Venture Academy operates as what Gordon calls a social-mission business. The organization’s No. 1 priority is to help troubled teens make and sustain positive changes.
The business model seems to have been the right choice for Venture Academy, both in terms of speed of development and effectiveness, Gordon says.
“All I wanted to do was provide services for a client population that I thought needed Venture Academy,” he says.
Venture Academy is unique in Canadian youth social services for its fee-for-service model.
“The expectations that come with that private-pay model are, in my opinion, much greater,” Gordon says.
“With us, the stakes are much higher. (Parents) expect results.
“It’s a very high-demand service-delivery model.” But he would have it no other way, he adds. Venture Academy has been able to generate significant results in terms of realizing its social mission or purpose.
Launched first in Kelowna, B.C., Venture Academy has served hundreds of families from across the country.
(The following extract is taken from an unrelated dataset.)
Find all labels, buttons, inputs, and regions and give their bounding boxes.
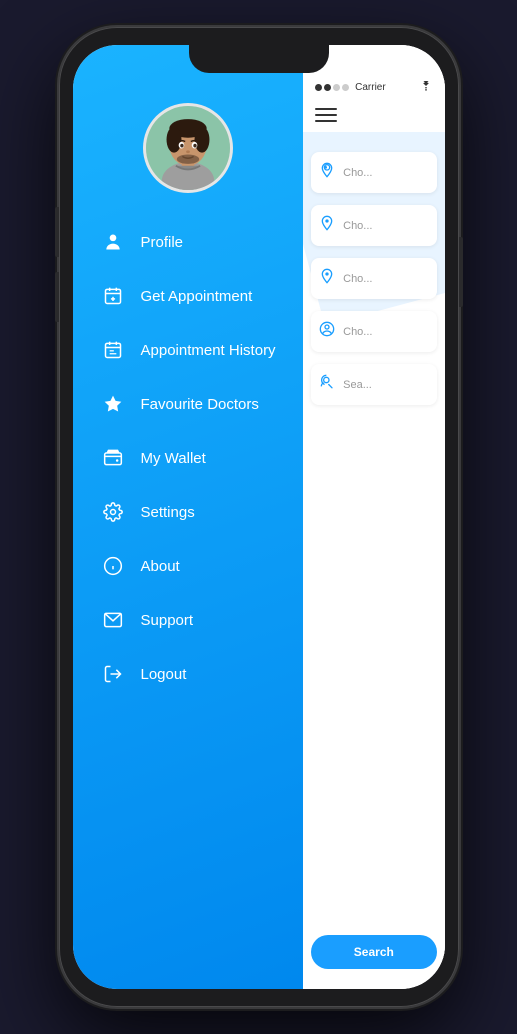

A Barrie campus was opened in 2009, due to high demand from families in Ontario and Eastern Canada for the program, Gordon says.
Distinguishing elements of the program include its comprehensive 30 Day Assessment and Intervention program, its environment, an individualized treatment plan and a host-family model, which has youth stay each night with trained Venture Academy staff where they have the chance to “practise” at being part of a healthy family dynamic.